At the same time, the group of businessman Manuel V. Pangilinan announced the acceleration of cashless transactions from telecommunications to toll roads via platforms such as PayMaya, backed by PLDT Inc. and China’s Tencent.

“Minimizing face-to-face interactions, particularly in payments, not only helps curb the virus, but also facilitates smooth, seamless and convenient customer experience,” Pangilinan said in a statement.

The group noted that customer payments via PLDT and Smart’s digital channels have jumped threefold versus last year.

For GCash, its most used service is the “send money” feature.

“During the COVID-19 pandemic, Filipinos find that GCash Send Money is the easiest and fastest way to transfer money whether it is for sending or remitting money to loved ones or doing payments to online merchants or other small and medium enterprises,” GCash president Martha Sazon said in a statement.

GCash has partnerships with remittance centers such as Western Union, MoneyGram and other centers from the United Arab Emirates, Taiwan, Hong Kong, South Korea, Japan, Australia and the United Kingdom.
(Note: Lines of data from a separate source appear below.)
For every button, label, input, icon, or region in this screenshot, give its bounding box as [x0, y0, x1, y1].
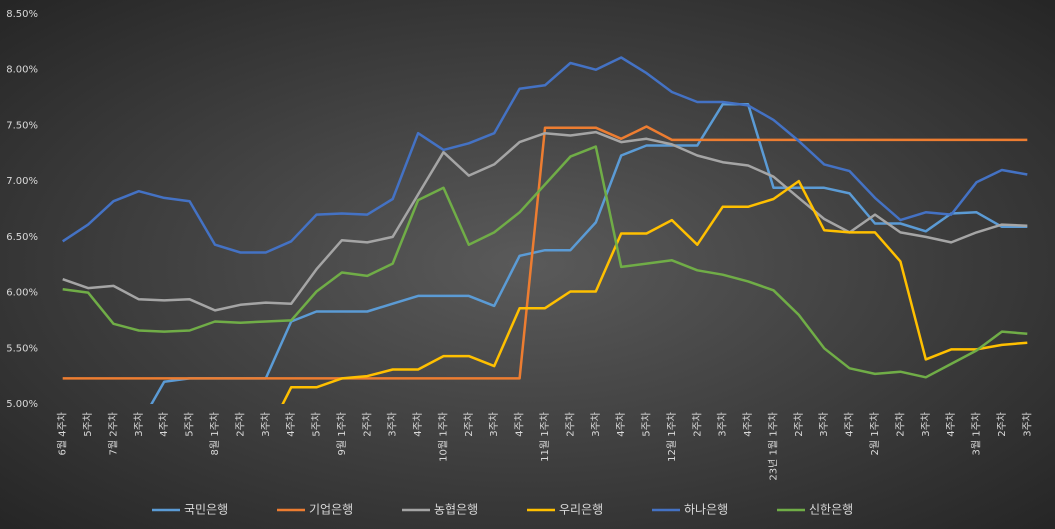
x-tick-label: 3월 1주차 [971, 412, 983, 456]
legend-label: 국민은행 [184, 502, 228, 517]
legend-label: 하나은행 [684, 502, 728, 517]
y-tick-label: 5.50% [6, 343, 38, 354]
x-tick-label: 2주차 [463, 412, 475, 437]
x-tick-label: 4주차 [615, 412, 627, 437]
x-tick-label: 3주차 [1021, 412, 1033, 437]
y-tick-label: 7.50% [6, 120, 38, 131]
x-tick-label: 9월 1주차 [336, 412, 348, 456]
legend-label: 신한은행 [809, 502, 853, 517]
x-tick-label: 5주차 [311, 412, 323, 437]
y-tick-label: 8.50% [6, 9, 38, 20]
x-tick-label: 3주차 [920, 412, 932, 437]
x-tick-label: 3주차 [133, 412, 145, 437]
x-tick-label: 11월 1주차 [539, 412, 551, 462]
y-tick-label: 6.00% [6, 288, 38, 299]
x-tick-label: 4주차 [945, 412, 957, 437]
x-tick-label: 6월 4주차 [57, 412, 69, 456]
x-tick-label: 4주차 [844, 412, 856, 437]
series-line [62, 56, 1028, 254]
legend-label: 농협은행 [434, 502, 478, 517]
x-tick-label: 4주차 [742, 412, 754, 437]
x-tick-label: 5주차 [184, 412, 196, 437]
x-tick-label: 2월 1주차 [869, 412, 881, 456]
x-tick-label: 3주차 [488, 412, 500, 437]
x-tick-label: 3주차 [260, 412, 272, 437]
series-line [281, 179, 1028, 404]
x-tick-label: 2주차 [691, 412, 703, 437]
x-tick-label: 8월 1주차 [209, 412, 221, 456]
y-tick-label: 7.00% [6, 176, 38, 187]
legend-label: 기업은행 [309, 502, 353, 517]
x-tick-label: 12월 1주차 [666, 412, 678, 462]
series-line [62, 130, 1028, 312]
plot-area [62, 56, 1028, 404]
x-tick-label: 5주차 [641, 412, 653, 437]
y-tick-label: 6.50% [6, 232, 38, 243]
x-tick-label: 3주차 [818, 412, 830, 437]
x-tick-label: 3주차 [387, 412, 399, 437]
x-tick-label: 2주차 [894, 412, 906, 437]
x-tick-label: 2주차 [234, 412, 246, 437]
x-tick-label: 4주차 [285, 412, 297, 437]
x-tick-label: 23년 1월 1주차 [767, 412, 779, 481]
x-tick-label: 2주차 [996, 412, 1008, 437]
y-tick-label: 5.00% [6, 399, 38, 410]
x-tick-label: 2주차 [793, 412, 805, 437]
x-tick-label: 4주차 [412, 412, 424, 437]
x-tick-label: 2주차 [361, 412, 373, 437]
x-tick-label: 4주차 [158, 412, 170, 437]
series-line [62, 125, 1028, 380]
x-tick-label: 3주차 [590, 412, 602, 437]
x-tick-label: 4주차 [514, 412, 526, 437]
y-tick-label: 8.00% [6, 65, 38, 76]
x-tick-label: 2주차 [564, 412, 576, 437]
x-tick-label: 5주차 [82, 412, 94, 437]
series-line [62, 145, 1028, 379]
x-tick-label: 3주차 [717, 412, 729, 437]
x-tick-label: 10월 1주차 [437, 412, 449, 462]
legend-label: 우리은행 [559, 502, 603, 517]
x-tick-label: 7월 2주차 [107, 412, 119, 456]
Pangilinan’s group also rolled out digital payments across business units in electricity retail and tollroads.

Manila Electric Co. accepts payments online on its app as well as PayMaya, Smart Money and GCash. Metro Pacific Tollways Corp., one of the country’s biggest operators of expressways, is shifting to full RFID toll collections by November this year to help prevent the spread of COVID-19.

This was in line with a mandate coming from the Department of Transportation for operators to use cashless modes of payment.